Over many years, the ivy had matted itself against the brick walls, windows and any other flat exposed surface. In a lot of areas, we used crowbars to remove it.
Here's what one of the critters looked like after removal. These things infiltrated the house through windows and crevices between walls.
This critter drunk the pigment of the brick over its hundred-year life.
There were no less than six bird's nests embedded throughout the infrastructure, and some of those nests appeared reused several times over. During ivy extrication, dried bird feces "powderized", requiring us to wear face masks.
In addition to removing ivy, we pulled up carpeting from the 2nd floor of the house. In one room, we discovered that the two layers of carpeting had covered floor areas that were wet with - pet urine. Yes, a pet(s) had actually peed in the corner and lack of exposed air kept the residue in its perpetual fluid state. A little scrubbing with a mixture of water and vanilla extract, and the urine smell vaporized.
Our final job for the trip was scrubbing & restoring the backyard deck.
Here's a partial view of our heavily foliaged backyard (photo taken from our back porch). Such a lovely, private retreat. See the gazebo? We plan to reconstructed it into a barbeque with rock walls and metal posts and roof.
Here's a ground-level veiw of our gazebo and garage, the back of which leads to an alley. "Old" Hannibal is full of alleyways.
Though exhausted at the end of each day, we treated ourselves to the numerous restaurants Hannibal offers. Quickly becoming among our favorites was Lula Belle's:
Once a brothell, this restaurant is a favorite among tourists and locals. Photo is from Lula Belle's website: http://www.lulabelles.com/index.html
Ole Planters and TJ's Supper Club soon became our favorites as well. Ole Planters is another favorite among tourists and locals, and TJ's has good entertainment on Tuesday & Wednesday nights. TJ's is off the tourist path and frequented by locals.

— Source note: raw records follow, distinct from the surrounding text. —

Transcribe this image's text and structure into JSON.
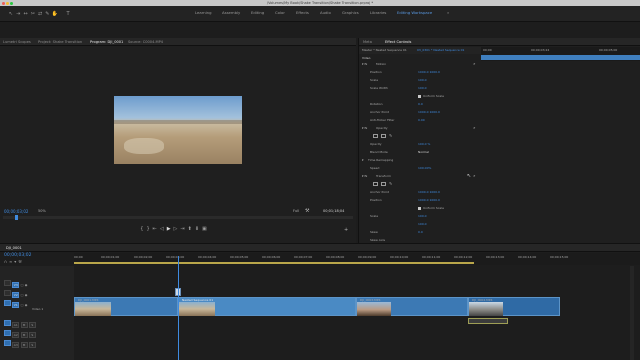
{
  "window": {
    "title": "/Volumes/My Book/Shake Transition/Shake Transition.prproj *",
    "traffic_lights": [
      "#ee5f57",
      "#f6bd2f",
      "#29c841"
    ]
  },
  "workspaces": {
    "items": [
      "Learning",
      "Assembly",
      "Editing",
      "Color",
      "Effects",
      "Audio",
      "Graphics",
      "Libraries",
      "Editing Workspace"
    ],
    "active_index": 8
  },
  "source_panel": {
    "tabs": [
      "Lumetri Scopes",
      "Project: Shake Transition",
      "Program: DJI_0001",
      "Source: C0004.MP4"
    ],
    "active_index": 2,
    "timecode": "00;00;03;02",
    "zoom": "50%",
    "quality": "Full",
    "duration": "00;01;18;04"
  },
  "effect_controls": {
    "tabs": [
      "Meta",
      "Effect Controls"
    ],
    "active_index": 1,
    "source_label": "Master * Nested Sequence 01",
    "clip_label": "03_0301 * Nested Sequence 01",
    "ruler_labels": [
      "00;00",
      "00;00;03;24",
      "00;00;05;00"
    ],
    "section_video": "Video",
    "rows": [
      {
        "label": "Motion",
        "value": ""
      },
      {
        "label": "Position",
        "value": "1000.0   1000.0"
      },
      {
        "label": "Scale",
        "value": "100.0"
      },
      {
        "label": "Scale Width",
        "value": "100.0"
      },
      {
        "label": "",
        "value": "Uniform Scale"
      },
      {
        "label": "Rotation",
        "value": "0.0"
      },
      {
        "label": "Anchor Point",
        "value": "1000.0   1000.0"
      },
      {
        "label": "Anti-flicker Filter",
        "value": "0.00"
      },
      {
        "label": "Opacity",
        "value": ""
      },
      {
        "label": "Opacity",
        "value": "100.0 %"
      },
      {
        "label": "Blend Mode",
        "value": "Normal"
      },
      {
        "label": "Time Remapping",
        "value": ""
      },
      {
        "label": "Speed",
        "value": "100.00%"
      },
      {
        "label": "Transform",
        "value": ""
      },
      {
        "label": "Anchor Point",
        "value": "1000.0   1000.0"
      },
      {
        "label": "Position",
        "value": "1000.0   1000.0"
      },
      {
        "label": "",
        "value": "Uniform Scale"
      },
      {
        "label": "Scale",
        "value": "100.0"
      },
      {
        "label": "",
        "value": "100.0"
      },
      {
        "label": "Skew",
        "value": "0.0"
      },
      {
        "label": "Skew Axis",
        "value": "0.0"
      },
      {
        "label": "Rotation",
        "value": "0.0"
      }
    ]
  },
  "timeline": {
    "tab_label": "DJI_0001",
    "timecode": "00;00;03;02",
    "ruler": [
      "00;00",
      "00;00;01;00",
      "00;00;02;00",
      "00;00;03;00",
      "00;00;04;00",
      "00;00;05;00",
      "00;00;06;00",
      "00;00;07;00",
      "00;00;08;00",
      "00;00;09;00",
      "00;00;10;00",
      "00;00;11;00",
      "00;00;12;00",
      "00;00;13;00",
      "00;00;14;00",
      "00;00;15;00"
    ],
    "tracks": [
      {
        "name": "V3",
        "type": "video"
      },
      {
        "name": "V2",
        "type": "video"
      },
      {
        "name": "V1",
        "type": "video",
        "label": "Video 1"
      },
      {
        "name": "A1",
        "type": "audio"
      },
      {
        "name": "A2",
        "type": "audio"
      },
      {
        "name": "A3",
        "type": "audio"
      }
    ],
    "clips": [
      {
        "label": "DJI_0001.MP4"
      },
      {
        "label": "Nested Sequence 01"
      },
      {
        "label": "DJI_0003.MP4"
      },
      {
        "label": "DJI_0004.MP4"
      }
    ]
  }
}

REFLECTING THE SIMPLE LIFE
During our trip, we luxuriated in leisurely walks to the library and the downtown area, visited antique shops, and purchased local groceries at mouth-gaping discounts (in comparison to Seattle prices). We awoke in the morning with no agenda other than to work on our house and enjoy the day.

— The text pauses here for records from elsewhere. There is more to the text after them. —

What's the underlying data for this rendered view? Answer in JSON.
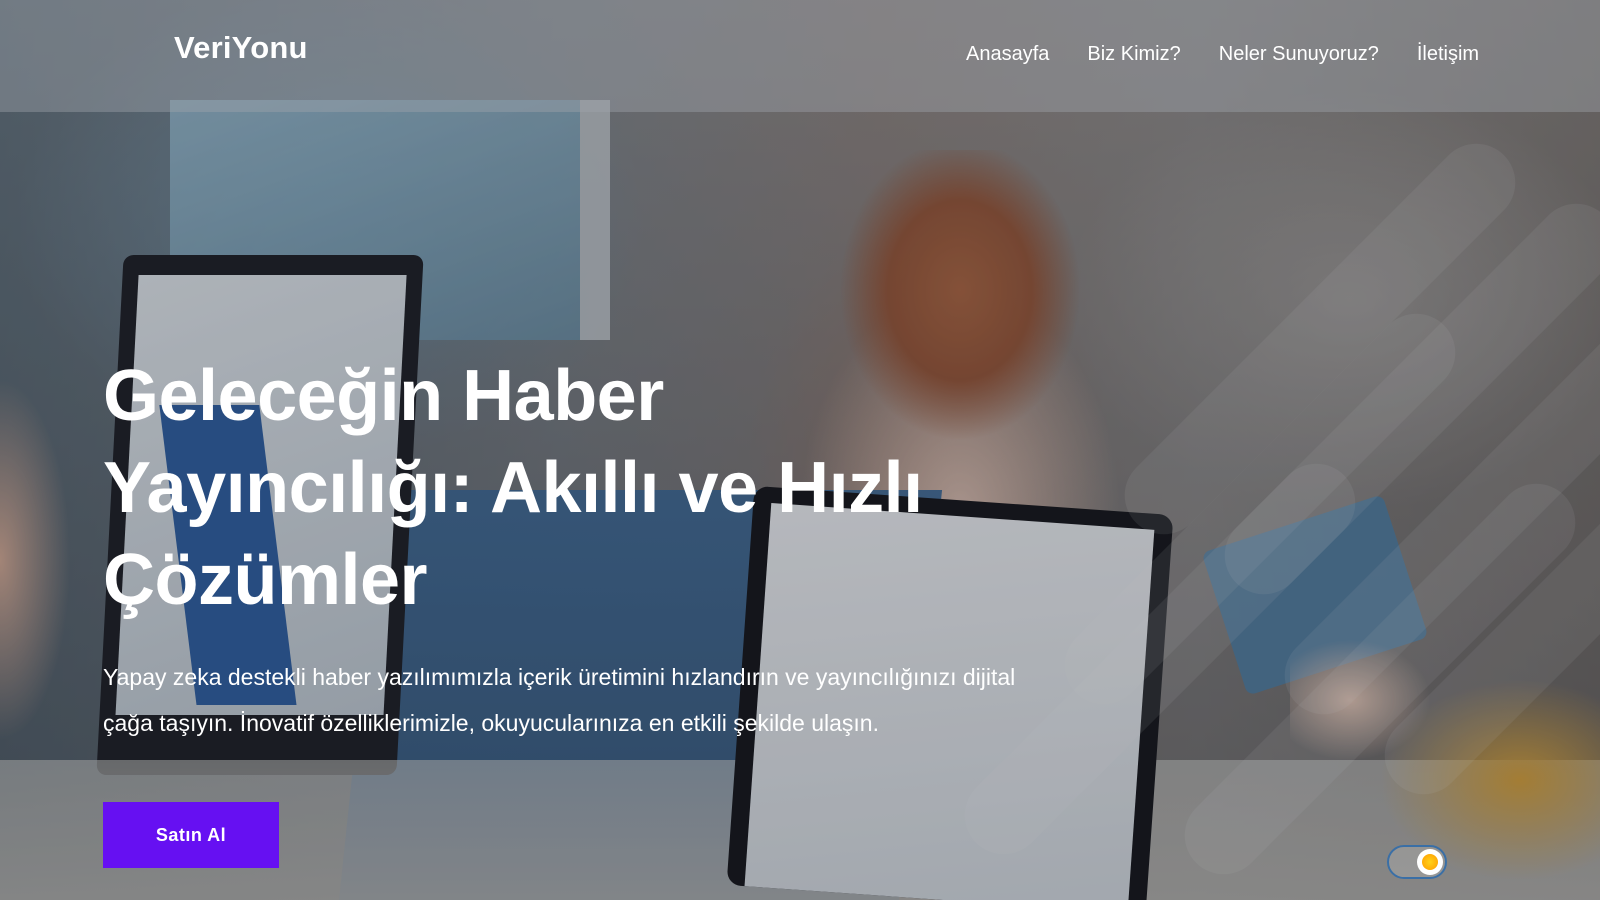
{
  "header": {
    "brand": "VeriYonu",
    "nav": [
      {
        "label": "Anasayfa"
      },
      {
        "label": "Biz Kimiz?"
      },
      {
        "label": "Neler Sunuyoruz?"
      },
      {
        "label": "İletişim"
      }
    ]
  },
  "hero": {
    "title": "Geleceğin Haber Yayıncılığı: Akıllı ve Hızlı Çözümler",
    "subtitle": "Yapay zeka destekli haber yazılımımızla içerik üretimini hızlandırın ve yayıncılığınızı dijital çağa taşıyın. İnovatif özelliklerimizle, okuyucularınıza en etkili şekilde ulaşın.",
    "cta_label": "Satın Al"
  },
  "theme_toggle": {
    "icon": "sun-icon",
    "state": "light"
  },
  "colors": {
    "accent": "#6610f2",
    "toggle_border": "#3a6fa6",
    "sun": "#ffb800"
  }
}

Leaving behind the work-a-day world for two weeks altered some of our life perceptions. Working on our house required we share a purpose and live for each other (instead of working for some corporation for material rewards). As corny as it sounds, we came to view ourselves as more "others-sensitive" and less as efficient, rational, productive employees.

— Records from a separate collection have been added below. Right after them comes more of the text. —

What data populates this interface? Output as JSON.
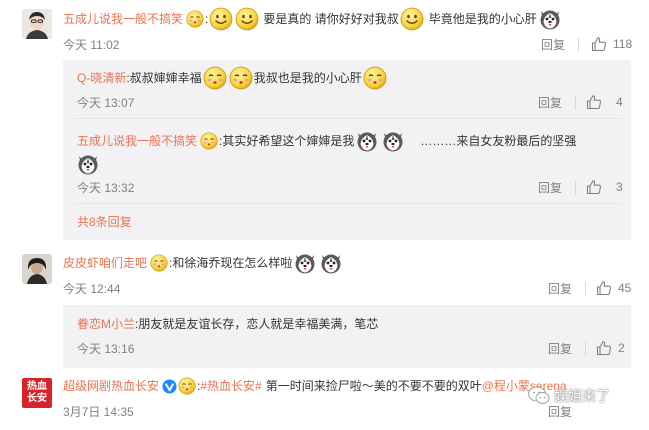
{
  "comments": [
    {
      "user": "五成儿说我一般不搞笑",
      "text_a": "要是真的 请你好好对我叔",
      "text_b": "毕竟他是我的小心肝",
      "time": "今天 11:02",
      "reply_label": "回复",
      "likes": "118"
    },
    {
      "user": "皮皮虾咱们走吧",
      "text_a": ":和徐海乔现在怎么样啦",
      "time": "今天 12:44",
      "reply_label": "回复",
      "likes": "45"
    },
    {
      "user": "超级网剧热血长安",
      "tag": "#热血长安#",
      "text_a": "第一时间来捡尸啦～美的不要不要的双叶",
      "mention": "@程小蒙serena",
      "time": "3月7日 14:35",
      "reply_label": "回复"
    }
  ],
  "replies_group1": [
    {
      "user": "Q-晓清新",
      "text_a": ":叔叔婶婶幸福",
      "text_b": "我叔也是我的小心肝",
      "time": "今天 13:07",
      "reply_label": "回复",
      "likes": "4"
    },
    {
      "user": "五成儿说我一般不搞笑",
      "text_a": ":其实好希望这个婶婶是我",
      "text_b": "………来自女友粉最后的坚强",
      "time": "今天 13:32",
      "reply_label": "回复",
      "likes": "3"
    }
  ],
  "more_replies": "共8条回复",
  "replies_group2": [
    {
      "user": "眷恋M小兰",
      "text_a": ":朋友就是友谊长存，恋人就是幸福美满，笔芯",
      "time": "今天 13:16",
      "reply_label": "回复",
      "likes": "2"
    }
  ],
  "avatar_badge_text": "热血长安",
  "watermark": "娱姐来了",
  "colors": {
    "accent": "#eb7350",
    "muted": "#808080",
    "reply_bg": "#f2f2f5"
  }
}
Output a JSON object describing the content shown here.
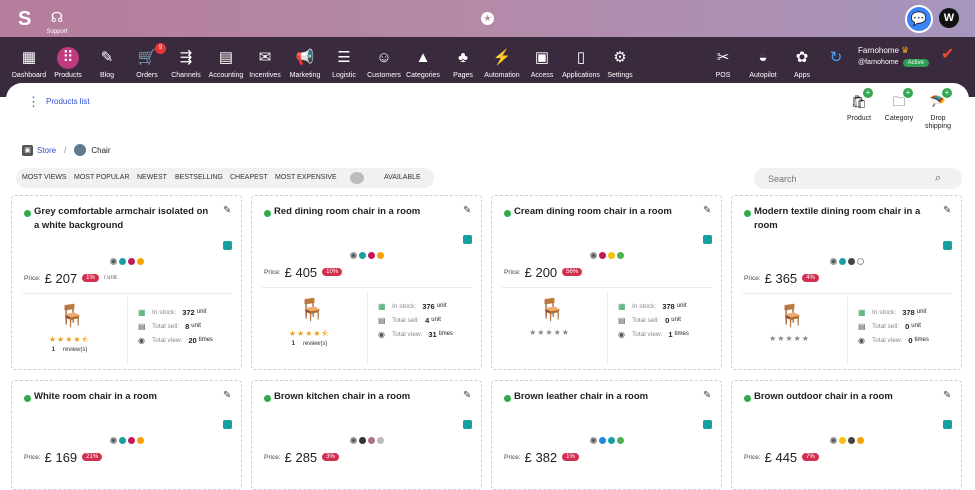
{
  "topbar": {
    "logo_glyph": "S",
    "support_label": "Support",
    "avatar_initial": "W"
  },
  "nav": [
    {
      "label": "Dashboard",
      "glyph": "▦",
      "active": false,
      "badge": ""
    },
    {
      "label": "Products",
      "glyph": "⠿",
      "active": true,
      "badge": ""
    },
    {
      "label": "Blog",
      "glyph": "✎",
      "active": false,
      "badge": ""
    },
    {
      "label": "Orders",
      "glyph": "🛒",
      "active": false,
      "badge": "9"
    },
    {
      "label": "Channels",
      "glyph": "⇶",
      "active": false,
      "badge": ""
    },
    {
      "label": "Accounting",
      "glyph": "▤",
      "active": false,
      "badge": ""
    },
    {
      "label": "Incentives",
      "glyph": "✉",
      "active": false,
      "badge": ""
    },
    {
      "label": "Marketing",
      "glyph": "📢",
      "active": false,
      "badge": ""
    },
    {
      "label": "Logistic",
      "glyph": "☰",
      "active": false,
      "badge": ""
    },
    {
      "label": "Customers",
      "glyph": "☺",
      "active": false,
      "badge": ""
    },
    {
      "label": "Categories",
      "glyph": "▲",
      "active": false,
      "badge": ""
    },
    {
      "label": "Pages",
      "glyph": "♣",
      "active": false,
      "badge": ""
    },
    {
      "label": "Automation",
      "glyph": "⚡",
      "active": false,
      "badge": ""
    },
    {
      "label": "Access",
      "glyph": "▣",
      "active": false,
      "badge": ""
    },
    {
      "label": "Applications",
      "glyph": "▯",
      "active": false,
      "badge": ""
    },
    {
      "label": "Settings",
      "glyph": "⚙",
      "active": false,
      "badge": ""
    }
  ],
  "nav_right": [
    {
      "label": "POS",
      "glyph": "✂"
    },
    {
      "label": "Autopilot",
      "glyph": "◒"
    },
    {
      "label": "Apps",
      "glyph": "✿"
    }
  ],
  "refresh_glyph": "↻",
  "account": {
    "name": "Farnohome",
    "username": "@farnohome",
    "status": "Active"
  },
  "subheader": {
    "title": "Products list"
  },
  "quick_actions": [
    {
      "label": "Product",
      "glyph": "🛍"
    },
    {
      "label": "Category",
      "glyph": "🗀"
    },
    {
      "label": "Drop shipping",
      "glyph": "🪂"
    }
  ],
  "breadcrumb": {
    "store": "Store",
    "current": "Chair"
  },
  "filters": [
    "MOST VIEWS",
    "MOST POPULAR",
    "NEWEST",
    "BESTSELLING",
    "CHEAPEST",
    "MOST EXPENSIVE"
  ],
  "available_label": "AVAILABLE",
  "search": {
    "placeholder": "Search"
  },
  "stat_labels": {
    "in_stock": "In stock:",
    "total_sell": "Total sell:",
    "total_view": "Total view:",
    "unit": "unit",
    "times": "times",
    "per_unit": "/ unit",
    "price": "Price:",
    "reviews": "review(s)"
  },
  "products": [
    {
      "name": "Grey comfortable armchair isolated on a white background",
      "price": "£ 207",
      "discount": "1%",
      "show_unit": true,
      "colors": [
        "tex",
        "#16a0a0",
        "#c2185b",
        "#f4a300"
      ],
      "thumb": "🪑",
      "rating": 4.5,
      "review_count": "1",
      "show_reviews": true,
      "in_stock": "372",
      "total_sell": "8",
      "total_view": "20"
    },
    {
      "name": "Red dining room chair in a room",
      "price": "£ 405",
      "discount": "10%",
      "show_unit": false,
      "colors": [
        "tex",
        "#16a0a0",
        "#c2185b",
        "#f4a300"
      ],
      "thumb": "🪑",
      "rating": 4.5,
      "review_count": "1",
      "show_reviews": true,
      "in_stock": "376",
      "total_sell": "4",
      "total_view": "31"
    },
    {
      "name": "Cream dining room chair in a room",
      "price": "£ 200",
      "discount": "56%",
      "show_unit": false,
      "colors": [
        "tex",
        "#c2185b",
        "#f4c20d",
        "#4caf50"
      ],
      "thumb": "🪑",
      "rating": 0,
      "review_count": "",
      "show_reviews": false,
      "in_stock": "378",
      "total_sell": "0",
      "total_view": "1"
    },
    {
      "name": "Modern textile dining room chair in a room",
      "price": "£ 365",
      "discount": "4%",
      "show_unit": false,
      "colors": [
        "tex",
        "#16a0a0",
        "#444444",
        "empty"
      ],
      "thumb": "🪑",
      "rating": 0,
      "review_count": "",
      "show_reviews": false,
      "in_stock": "378",
      "total_sell": "0",
      "total_view": "0"
    },
    {
      "name": "White room chair in a room",
      "price": "£ 169",
      "discount": "21%",
      "show_unit": false,
      "colors": [
        "tex",
        "#16a0a0",
        "#c2185b",
        "#f4a300"
      ]
    },
    {
      "name": "Brown kitchen chair in a room",
      "price": "£ 285",
      "discount": "3%",
      "show_unit": false,
      "colors": [
        "tex",
        "#333333",
        "#b07080",
        "#bbbbbb"
      ]
    },
    {
      "name": "Brown leather chair in a room",
      "price": "£ 382",
      "discount": "1%",
      "show_unit": false,
      "colors": [
        "tex",
        "#1e88e5",
        "#16a0a0",
        "#4caf50"
      ]
    },
    {
      "name": "Brown outdoor chair in a room",
      "price": "£ 445",
      "discount": "7%",
      "show_unit": false,
      "colors": [
        "tex",
        "#f4c20d",
        "#444444",
        "#f4a300"
      ]
    }
  ]
}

Like many Americans, we we'd become more concerned about the increase in selfishness, looking out for number one, materialism and extreme individualism that increasingly pervades everyone's lives. Working all day in an economy (often in huge corporations) teaches that money and power govern the "real world", and that one's worldly worth depends on showing a boss your contributions to this materialistic bottom line. Selfishness and materialism hence are learned, and materialism and selfishness make it hard for people to sustain nurturing, loving relationships.
My husband & I could get used to living in Hannibal for long, extended periods. Our freedom, our serenity, and the slower living pace during our stay were priceless. We couldn't wait for our next visit which was to come in a couple of months.
Back in Seattle, I began a new contract while my husband returned to his work-a-day world, traffic got worse, the city was reeling from a recent mass murder in Capitol Hill, the Alaskan Way Viaduct was threatening to crumble (amazingly enough, it's still standing), a major earthquake becomes ever more imminent, and Mount St. Helens and Mount Rainier continue their threats to erupt in this area's backyard. Yada, yada, yada.